O Dia da África, celebrado em 25 de maio, destaca a crescente busca do continente por desenvolvimento e protagonismo global. Aproveitando a ascensão da China, países africanos têm fortalecido parcerias estratégicas, especialmente na construção de infraestruturas de transporte, energia e indústrias. Essa colaboração tem levado os Estados Unidos a intensificarem a concorrência por influência no continente.
A Parceria Estratégica África-China
O deslocamento do centro da economia global para a Ásia, impulsionado pela China, reconfigura o cenário para os países africanos. O gigante asiático consolidou-se como o principal parceiro comercial da África por 17 anos consecutivos, com um volume de US$ 295 bilhões comercializados em 2024, representando um aumento de 6% em relação ao ano anterior.
Um exemplo concreto dessa cooperação é o Parque Industrial PK24, na Costa do Marfim, erguido em parte pela China Light Industry Nanning Design Engineering. Com capacidade para processar 50 mil toneladas de cacau anualmente e armazenar 140 mil toneladas, a unidade é um marco na jornada do país para avançar na cadeia de valor global, conforme o Observatório da China.
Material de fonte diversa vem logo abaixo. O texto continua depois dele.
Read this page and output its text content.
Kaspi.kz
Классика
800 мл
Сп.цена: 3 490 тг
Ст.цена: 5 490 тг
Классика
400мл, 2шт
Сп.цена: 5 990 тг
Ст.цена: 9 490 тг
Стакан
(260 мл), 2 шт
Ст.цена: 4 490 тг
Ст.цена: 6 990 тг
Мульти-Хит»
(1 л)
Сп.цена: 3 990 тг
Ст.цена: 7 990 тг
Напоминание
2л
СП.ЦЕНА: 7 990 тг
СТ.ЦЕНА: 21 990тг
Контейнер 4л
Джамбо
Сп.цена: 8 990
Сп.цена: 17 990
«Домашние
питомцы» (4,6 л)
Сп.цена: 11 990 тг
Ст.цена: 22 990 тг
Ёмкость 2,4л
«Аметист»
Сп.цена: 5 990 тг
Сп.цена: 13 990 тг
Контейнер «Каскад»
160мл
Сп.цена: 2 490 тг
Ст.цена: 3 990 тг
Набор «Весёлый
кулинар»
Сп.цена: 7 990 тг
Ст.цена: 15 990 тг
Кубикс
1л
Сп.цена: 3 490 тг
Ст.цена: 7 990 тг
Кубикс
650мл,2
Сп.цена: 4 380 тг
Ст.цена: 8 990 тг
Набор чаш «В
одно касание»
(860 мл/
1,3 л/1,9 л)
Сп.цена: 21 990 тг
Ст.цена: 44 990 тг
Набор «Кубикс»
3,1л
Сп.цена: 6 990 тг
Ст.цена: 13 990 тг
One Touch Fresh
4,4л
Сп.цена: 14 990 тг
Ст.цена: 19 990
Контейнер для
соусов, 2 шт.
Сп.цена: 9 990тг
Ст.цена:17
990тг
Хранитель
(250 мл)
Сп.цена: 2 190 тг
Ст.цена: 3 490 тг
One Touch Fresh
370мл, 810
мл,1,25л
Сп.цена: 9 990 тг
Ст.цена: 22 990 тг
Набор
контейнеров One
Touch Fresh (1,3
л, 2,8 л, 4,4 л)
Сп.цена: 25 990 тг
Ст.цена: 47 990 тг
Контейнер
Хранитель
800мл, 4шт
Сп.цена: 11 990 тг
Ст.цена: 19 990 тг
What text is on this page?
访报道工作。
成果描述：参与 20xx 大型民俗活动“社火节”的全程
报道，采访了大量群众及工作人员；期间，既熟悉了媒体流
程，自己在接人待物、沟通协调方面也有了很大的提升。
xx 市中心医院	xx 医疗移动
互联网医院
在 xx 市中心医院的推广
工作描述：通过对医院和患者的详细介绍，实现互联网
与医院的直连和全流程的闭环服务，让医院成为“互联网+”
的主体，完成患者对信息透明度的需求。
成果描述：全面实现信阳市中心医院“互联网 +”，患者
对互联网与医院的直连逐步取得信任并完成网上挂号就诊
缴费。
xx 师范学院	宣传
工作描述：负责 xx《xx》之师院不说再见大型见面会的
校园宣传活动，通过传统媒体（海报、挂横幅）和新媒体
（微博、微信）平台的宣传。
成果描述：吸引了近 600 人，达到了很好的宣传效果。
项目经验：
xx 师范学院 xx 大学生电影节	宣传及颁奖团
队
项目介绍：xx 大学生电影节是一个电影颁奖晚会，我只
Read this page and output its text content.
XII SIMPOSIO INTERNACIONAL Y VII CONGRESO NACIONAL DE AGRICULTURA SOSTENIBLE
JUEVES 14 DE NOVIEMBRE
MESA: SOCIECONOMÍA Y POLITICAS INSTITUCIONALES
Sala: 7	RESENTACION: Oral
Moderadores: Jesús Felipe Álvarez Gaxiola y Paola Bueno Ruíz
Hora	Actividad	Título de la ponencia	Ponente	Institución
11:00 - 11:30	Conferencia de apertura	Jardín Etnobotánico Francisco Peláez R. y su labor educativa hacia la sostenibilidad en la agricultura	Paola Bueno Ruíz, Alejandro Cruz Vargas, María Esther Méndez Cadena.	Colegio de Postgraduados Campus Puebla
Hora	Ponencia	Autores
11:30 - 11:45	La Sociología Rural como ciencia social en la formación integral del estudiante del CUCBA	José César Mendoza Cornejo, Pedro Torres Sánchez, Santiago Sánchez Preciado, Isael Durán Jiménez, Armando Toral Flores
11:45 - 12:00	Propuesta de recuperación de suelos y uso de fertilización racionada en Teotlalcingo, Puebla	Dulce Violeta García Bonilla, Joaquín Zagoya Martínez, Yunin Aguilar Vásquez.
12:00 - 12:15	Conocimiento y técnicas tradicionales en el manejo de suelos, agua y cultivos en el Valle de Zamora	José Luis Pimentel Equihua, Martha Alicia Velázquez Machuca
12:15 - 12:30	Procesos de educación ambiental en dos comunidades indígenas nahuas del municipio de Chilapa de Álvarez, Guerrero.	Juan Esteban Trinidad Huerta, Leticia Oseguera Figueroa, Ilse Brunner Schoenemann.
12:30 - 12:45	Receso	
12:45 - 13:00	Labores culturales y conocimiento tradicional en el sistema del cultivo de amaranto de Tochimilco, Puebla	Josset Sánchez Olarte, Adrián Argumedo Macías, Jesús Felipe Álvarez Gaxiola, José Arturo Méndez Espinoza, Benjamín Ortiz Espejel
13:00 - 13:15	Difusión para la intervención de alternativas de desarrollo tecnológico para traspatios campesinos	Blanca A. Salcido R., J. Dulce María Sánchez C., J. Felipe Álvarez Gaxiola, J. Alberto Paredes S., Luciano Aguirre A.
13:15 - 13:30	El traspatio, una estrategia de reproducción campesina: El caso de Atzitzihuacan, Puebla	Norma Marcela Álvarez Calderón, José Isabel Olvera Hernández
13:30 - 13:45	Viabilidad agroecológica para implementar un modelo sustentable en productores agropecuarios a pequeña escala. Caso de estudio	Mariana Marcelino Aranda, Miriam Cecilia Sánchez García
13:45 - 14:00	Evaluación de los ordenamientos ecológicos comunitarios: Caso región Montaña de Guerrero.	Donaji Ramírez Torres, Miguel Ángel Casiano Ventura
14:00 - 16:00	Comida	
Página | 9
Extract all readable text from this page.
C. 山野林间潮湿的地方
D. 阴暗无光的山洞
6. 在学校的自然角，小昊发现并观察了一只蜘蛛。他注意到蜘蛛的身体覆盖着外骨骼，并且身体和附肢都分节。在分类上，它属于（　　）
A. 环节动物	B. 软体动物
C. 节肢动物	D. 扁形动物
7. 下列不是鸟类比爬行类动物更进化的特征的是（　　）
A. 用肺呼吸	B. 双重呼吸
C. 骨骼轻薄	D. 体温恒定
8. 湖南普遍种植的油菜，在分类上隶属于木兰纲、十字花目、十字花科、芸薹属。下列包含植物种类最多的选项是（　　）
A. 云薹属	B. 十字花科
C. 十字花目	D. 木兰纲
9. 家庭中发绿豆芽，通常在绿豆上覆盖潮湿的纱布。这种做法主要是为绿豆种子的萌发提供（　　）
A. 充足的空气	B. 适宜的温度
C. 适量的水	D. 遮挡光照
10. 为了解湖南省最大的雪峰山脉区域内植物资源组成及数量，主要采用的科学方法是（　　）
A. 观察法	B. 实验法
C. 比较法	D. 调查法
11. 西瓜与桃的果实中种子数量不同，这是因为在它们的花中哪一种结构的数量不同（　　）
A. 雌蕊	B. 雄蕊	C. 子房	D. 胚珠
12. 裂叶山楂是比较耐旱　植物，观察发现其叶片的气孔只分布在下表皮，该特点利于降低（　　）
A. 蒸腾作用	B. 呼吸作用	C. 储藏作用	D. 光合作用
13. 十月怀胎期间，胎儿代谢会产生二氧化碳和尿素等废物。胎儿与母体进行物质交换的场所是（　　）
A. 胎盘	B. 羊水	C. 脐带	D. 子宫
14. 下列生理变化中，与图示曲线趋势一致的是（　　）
O pesquisador Eden Pereira Lopes da Silva, do NIEAAS, explica que os projetos chineses visam conectar zonas vitais no continente. Mais do que cooperação industrial, são iniciativas que integram uma vasta rede de corredores comerciais, planejados com grandes portos marítimos e a renovação de ferrovias, fortalecendo a conectividade interna e externa.
África na Vanguarda da Nova Rota da Seda
Em 2025, a África liderou o destino dos investimentos chineses da Nova Rota da Seda, o ambicioso projeto de Pequim para integrar o comércio com 150 nações. Dos US$ 213 bilhões investidos no ano passado, US$ 61,2 bilhões foram direcionados ao continente africano. Esse valor representa um aumento de 283% em relação ao ano anterior, com Nigéria (US$ 24,6 bilhões) e República do Congo (US$ 23,1 bilhões) destacando-se no engajamento em construção, segundo o The Green Finance & Development Center de Xangai.
Vantagens da Cooperação com a China
Elga Lessa de Almeida, professora de relações internacionais da UFBA, avalia a China como um parceiro mais vantajoso em comparação com as potências europeias colonizadoras ou os Estados Unidos. Ela destaca a abordagem chinesa por meio de uma presença mais diplomática e econômica, contrastando com a imposição militar frequentemente associada aos EUA.
Durante suas pesquisas em Moçambique e Angola, a professora constatou que, diferentemente dos países europeus, os chineses não ditam onde o dinheiro deve ser investido. As lideranças africanas determinam suas necessidades, e a China avalia a concessão do aporte financeiro, promovendo maior autonomia para o continente.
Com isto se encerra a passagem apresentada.